Glancing through the appeal document (available here as a PDF), the first thing that struck me was the humor (likely unintentional) of listing all Chrysler, Dodge, and Jeep vehicle model names as “akas:” Chrysler LLC, aka Chrysler Aspen, aka Chrysler Town & Country, aka Chrysler 300, aka Chrysler Sebring, aka Chrysler PT Cruiser, aka Dodge, aka Dodge Avenger, aka Dodge Caliber, aka Dodge Challenger, aka Dodge Dakota, aka Dodge Durango, aka Dodge Grand Caravan, aka Dodge Journey, aka Dodge Nitro, aka Dodge Ram, aka Dodge Sprinter, aka Dodge Viper, aka Jeep, aka Jeep Commander, aka Jeep Compass, aka Jeep Grand Cherokee, aka Jeep Liberty, aka Jeep Patriot, aka Jeep Wrangler, aka Moper (sic), aka Plymouth, aka Dodge Charger.

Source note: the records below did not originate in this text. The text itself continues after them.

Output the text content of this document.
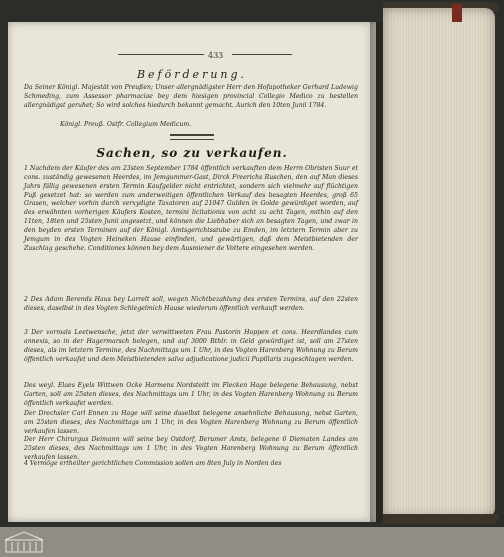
433
Beförderung.
Da Seiner Königl. Majestät von Preußen; Unser allergnädigster Herr den Hofapotheker Gerhard Ludewig Schmeding, zum Assessor pharmaciae bey dem hiesigen provincial Collegio Medico zu bestellen allergnädigst geruhet; So wird solches hiedurch bekannt gemacht. Aurich den 10ten Junii 1784.
Königl. Preuß. Ostfr. Collegium Medicum.
Sachen, so zu verkaufen.
1 Nachdem der Käufer des am 23sten September 1784 öffentlich verkauften dem Herrn Obristen Suur et cons. zuständig gewesenen Heerdes, im Jemgummer-Gast, Dirck Freerichs Ruschen, den auf Man dieses Jahrs fällig gewesenen ersten Termin Kaufgelder nicht entrichtet, sondern sich vielmehr auf flüchtigen Fuß gesetzet hat: so werden zum anderweitigen öffentlichen Verkauf des besagten Heerdes, groß 65 Grasen, welcher vorhin durch verxydigte Taxatoren auf 21047 Gulden in Golde gewürdiget worden, auf des erwähnten vorherigen Käufers Kosten, termini licitationis von acht zu acht Tagen, mithin auf den 11ten, 18ten und 25sten Junii angesetzt, und können die Liebhaber sich an besagten Tagen, und zwar in den beyden ersten Terminen auf der Königl. Amtsgerichtsstube zu Emden, im letztern Termin aber zu Jemgum in des Vogten Heineken Hause einfinden, und gewärtigen, daß dem Meistbietenden der Zuschlag geschehe. Conditiones können bey dem Ausmiener de Vottere eingesehen werden.
2 Des Adam Berends Haus bey Larrelt soll, wegen Nichtbezahlung des ersten Termins, auf den 22sten dieses, daselbst in des Vogten Schlegelmich Hause wiederum öffentlich verkauft werden.
3 Der vormals Leetwensche, jetzt der verwittweten Frau Pastorin Hoppen et cons. Heerdlandes cum annexis, so in der Hagermarsch belegen, und auf 3000 Rthlr. in Geld gewürdiget ist, soll am 27sten dieses, als im letztern Termine, des Nachmittags um 1 Uhr, in des Vogten Harenberg Wohnung zu Berum öffentlich verkaufet und dem Meistbietenden salva adjudicatione judicii Pupillaris zugeschlagen werden.
Des weyl. Elaes Eyels Wittwen Ocke Harmens Nordsteitt im Flecken Hage belegene Behausung, nebst Garten, soll am 25sten dieses, des Nachmittags um 1 Uhr, in des Vogten Harenberg Wohnung zu Berum öffentlich verkaufet werden.
Der Drechsler Carl Ennen zu Hage will seine daselbst belegene ansehnliche Behausung, nebst Garten, am 25sten dieses, des Nachmittags um 1 Uhr, in des Vogten Harenberg Wohnung zu Berum öffentlich verkaufen lassen.
Der Herr Chirurgus Deimann will seine bey Ostdorf, Berumer Amts, belegene 6 Diematen Landes am 25sten dieses, des Nachmittags um 1 Uhr, in des Vogten Harenberg Wohnung zu Berum öffentlich verkaufen lassen.
4 Vermöge ertheilter gerichtlichen Commission sollen am 8ten July in Norden des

Quite the cast of characters, isn’t it? I wonder if they forgot the Dodge Charger until the end, because every other model name is alphabetically listed aside from Moper (I’ve heard of Mopar before, but never Moper – is that the entity that hangs its head, gloomy and dejected, if it loses its appeal before the Supreme Court, or is it an obvious typo on a document sent to the Supreme Court that is supposed to represent the name of Chrysler’s parts arm?)

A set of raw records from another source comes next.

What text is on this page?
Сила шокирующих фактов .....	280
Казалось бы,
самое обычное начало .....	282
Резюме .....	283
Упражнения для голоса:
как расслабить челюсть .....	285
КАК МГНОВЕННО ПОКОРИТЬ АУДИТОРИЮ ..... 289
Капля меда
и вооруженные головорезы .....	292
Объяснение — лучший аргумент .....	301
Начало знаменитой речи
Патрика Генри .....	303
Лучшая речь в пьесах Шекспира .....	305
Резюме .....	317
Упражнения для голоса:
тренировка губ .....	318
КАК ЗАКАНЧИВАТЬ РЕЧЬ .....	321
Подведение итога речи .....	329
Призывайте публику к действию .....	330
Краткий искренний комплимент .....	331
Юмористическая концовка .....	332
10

Skimming over the filing’s pages, the pension funds are making the same arguments against the transaction that we’ve heard before: it’s a seizure of private property by the government, the lenders who agreed to the terms did so because they’re TARP recipients, it’s harmful to teachers and police officers in Indiana.
It makes for a compelling story, and on the face, it sounds like they have a solid case (and perhaps they do; as I said, I’m no attorney, and pretty darn far from a Supreme Court Justic). However, BusinessWeek reported at the end of last weekthat the Indiana pension funds didn’t purchase Chrysler’s debt anywhere near face value. While they would certainly lose money, they’re not getting pennies on the dollar for their investment. They bought the debt in 2008 when Chrysler’s perlious financial situation was already well-known, and if the funds’ investment managers weren’t aware of it, they weren’t doing their job very well. (If someone had asked me in mid-2008 if Chrysler debt was a solid investment, I’d have said no.) Proving the distressed value of the bonds was the fact that Indiana paid, on average $0.43 on the dollar for the bonds. They paid about $17 million for a face value of $42 million of Chrysler’s overall $7 billion in secured debt. (The Indiana pension funds are holding less than 1% of Chrysler’s previously-outstanding debt).
The Indiana Pensioners’ lead attorney, Thomas Lauria, said that his clients didn’t buy speculative investments. Any investment that is supposed to show a return over 100% (as in $0.43 back up to $1.00) sounds too good to be true to me. To me, this sounds like a case of Indiana’s investment managers trying to cover their poor investment decisions on some overly-risky investments.